The GenAI gateway should support Model Version Management, enabling the smooth integration of new LLM versions while maintaining operational continuity for consumer applications.
The gateway should facilitate the implementation of key Model version management features, such as:
Testing and Rollout: It is common to execute a comprehensive test suite to ensure the performance, reliability, and compatibility of new LLM versions within the existing ecosystem before a broader rollout of model changes. The gateway must support these testing requirements by exposing test-specific endpoints and should also facilitate a controlled rollout to a subset of consumers.
Ease of version upgrades and rollbacks: The gateway must have mechanisms to quickly roll-forward to newer, stable versions or roll back to previous versions in response to any critical issues that may arise post-deployment.

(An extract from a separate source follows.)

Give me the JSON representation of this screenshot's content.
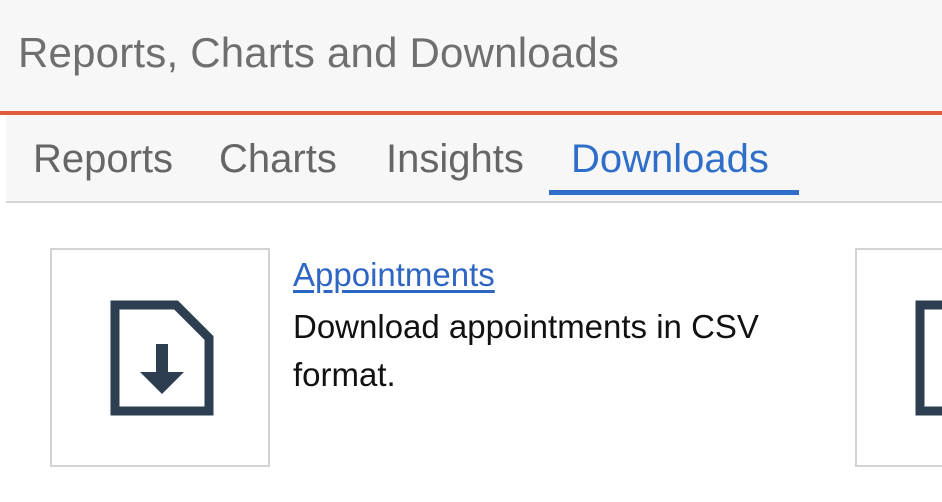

Resilience and fault tolerance are critical aspects of any GenAI gateway design. The gateway should be designed to handle failures gracefully and ensure minimal disruption to consumer applications. The following are some key considerations for building a resilient and fault-tolerant GenAI gateway:
- Backoff and Retry Mechanisms: Implementing backoff and retry mechanisms in the gateway can help manage transient failures and reduce the impact of service disruptions. The gateway should be able to intelligently retry requests based on the type of error and the current load on the system.
- Backup models and fallback strategies: The gateway should have the ability to switch to backup models or fallback strategies in case of model failures or service outages. This ensures that consumer applications can continue to function even when primary models are unavailable.
- Regional Fail-over: The gateway should be designed to support regional failover to ensure high availability and reliability. In the event of a regional outage, the gateway should be able to redirect traffic to alternative regions to minimize downtime.